Je n'ai pas hésité à examiner ces redoutables éventualités, parce que je suis convaincu qu'il est nécessaire de regarder en face ce qui est et ce qui est possible, le présent et l'avenir. La France a été jetée inopinément dans la guerre de 1870, parce qu'elle n'a pas su voir et dire nettement ce qu'elle voulait et ce qu'elle ne voulait pas. C'est de loin qu'un pays doit décider la conduite qu'il tiendra dans telle ou telle circonstance. Rien n'est plus dangereux que de se laisser entraîner par un courant qui peu à peu devient irrésistible. C'est surtout en fait de politique étrangère qu'il faut toujours savoir très nettement où l'on va et jusqu'où l'on veut aller.

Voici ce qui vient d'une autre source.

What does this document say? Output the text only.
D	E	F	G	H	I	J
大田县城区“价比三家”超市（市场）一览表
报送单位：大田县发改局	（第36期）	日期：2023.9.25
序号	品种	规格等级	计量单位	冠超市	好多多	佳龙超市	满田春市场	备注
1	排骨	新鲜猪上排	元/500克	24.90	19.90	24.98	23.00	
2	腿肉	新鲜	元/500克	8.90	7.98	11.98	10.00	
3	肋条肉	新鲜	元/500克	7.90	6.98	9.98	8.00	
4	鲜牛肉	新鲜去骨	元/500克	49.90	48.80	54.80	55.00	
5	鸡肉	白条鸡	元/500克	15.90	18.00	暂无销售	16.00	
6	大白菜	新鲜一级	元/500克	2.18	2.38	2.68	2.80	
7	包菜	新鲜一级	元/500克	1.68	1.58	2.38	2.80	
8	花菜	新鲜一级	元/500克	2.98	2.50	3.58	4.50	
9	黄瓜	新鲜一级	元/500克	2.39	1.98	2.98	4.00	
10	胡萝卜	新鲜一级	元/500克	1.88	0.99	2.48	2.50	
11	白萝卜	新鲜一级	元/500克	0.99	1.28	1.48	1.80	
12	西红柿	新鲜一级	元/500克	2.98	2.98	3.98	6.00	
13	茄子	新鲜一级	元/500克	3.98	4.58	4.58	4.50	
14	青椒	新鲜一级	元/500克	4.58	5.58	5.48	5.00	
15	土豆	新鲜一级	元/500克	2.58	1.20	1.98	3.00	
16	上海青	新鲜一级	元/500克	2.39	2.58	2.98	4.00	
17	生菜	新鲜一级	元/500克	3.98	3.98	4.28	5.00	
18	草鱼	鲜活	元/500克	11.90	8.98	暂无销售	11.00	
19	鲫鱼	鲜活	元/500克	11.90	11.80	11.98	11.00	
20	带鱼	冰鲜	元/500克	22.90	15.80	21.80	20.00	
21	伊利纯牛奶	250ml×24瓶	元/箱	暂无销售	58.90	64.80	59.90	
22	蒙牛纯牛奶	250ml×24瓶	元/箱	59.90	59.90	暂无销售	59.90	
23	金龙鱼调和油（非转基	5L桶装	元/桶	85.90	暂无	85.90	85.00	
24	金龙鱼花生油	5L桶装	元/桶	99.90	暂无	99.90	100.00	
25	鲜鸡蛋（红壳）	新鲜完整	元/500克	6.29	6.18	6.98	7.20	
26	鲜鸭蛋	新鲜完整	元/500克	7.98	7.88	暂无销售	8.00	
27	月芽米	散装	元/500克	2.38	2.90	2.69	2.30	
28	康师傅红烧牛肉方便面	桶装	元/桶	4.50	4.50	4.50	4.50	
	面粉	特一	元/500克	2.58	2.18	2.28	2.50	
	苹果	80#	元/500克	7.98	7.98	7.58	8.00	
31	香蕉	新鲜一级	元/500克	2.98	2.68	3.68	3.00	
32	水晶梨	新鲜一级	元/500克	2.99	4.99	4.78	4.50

Si les gouvernements ne consultaient que l'intérêt des peuples,

aucun conflit ne s'élèverait entre la Russie et l'Allemagne. Les Allemands n'ont rien à gagner à opprimer les Slaves, pas plus que les Russes à persécuter les Polonais et les Allemands qui habitent certaines de leurs provinces. On ne peut que regretter, surtout au point de vue de la Russie, l'influence que semblent y prendre les idées du panslavisme agressif et conquérant. La Russie possède un territoire déjà trop vaste pour le ressort économique dont elle dispose. Au lieu de s'épuiser pour l'agrandir encore, qu'elle s'applique plutôt à le peupler et à le mettre en valeur. L'exemple des États-Unis devrait lui ouvrir les yeux. Les Américains supportent sans peine un budget deux fois plus considérable que le sien, et ils remboursent leurs dettes, tandis que la Russie en contracte chaque année de nouvelles pour faire face aux dépenses improductives de l'armée qui l'épuisent.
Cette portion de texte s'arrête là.